No-follow is a way of telling Google bots that the link should not be indexed. However, there is no difference in links when you see them on the browser.
Nofollow is very useful for on-site optimisation. You can weed out all unnecessary outgoing links on your homepage, like the more tag, categories, archives etc. Once you add them, you may want to check whether all links are properly optimised with the tag. However, this task turns out to be quite painfull, as you have to manually weed through tons of HTML code, to find that elusive link without nofollow. This tedious task is unavoidable…
Until now! Meet the SEO for Firefox extension, which highlights nofollow links. In my hunt for useful Firefox extensions, I found the SEO for Firefox, a handy extension for bloggers.

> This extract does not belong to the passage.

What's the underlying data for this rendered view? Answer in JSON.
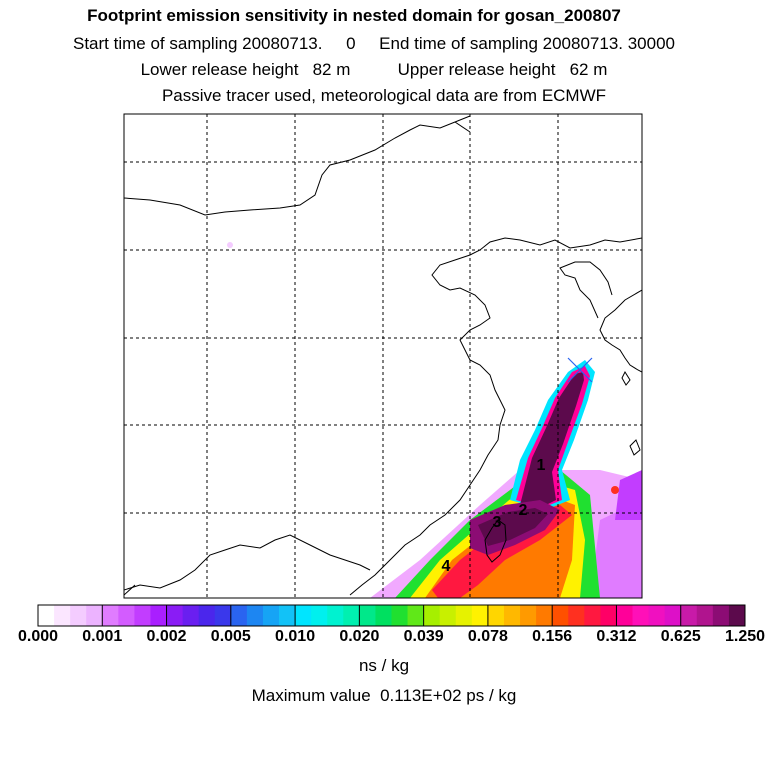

Apart from highlighting nofollow links, it can fetch you google PR, links(via google, yahoo, msn), .edu and .gov links etc. A cool plugin for the SEO-ers, it stands upto its rather cocky name. In fact, after installing this extension, I have not visited any PR-checking sites.
You can use the extension options menu to customise everything from the colour of nofollow highlight, to the pre-fetch duration of all info.
From now on, you do not have to waste your valuable time clicking View>Source and scrolling – just use this extension.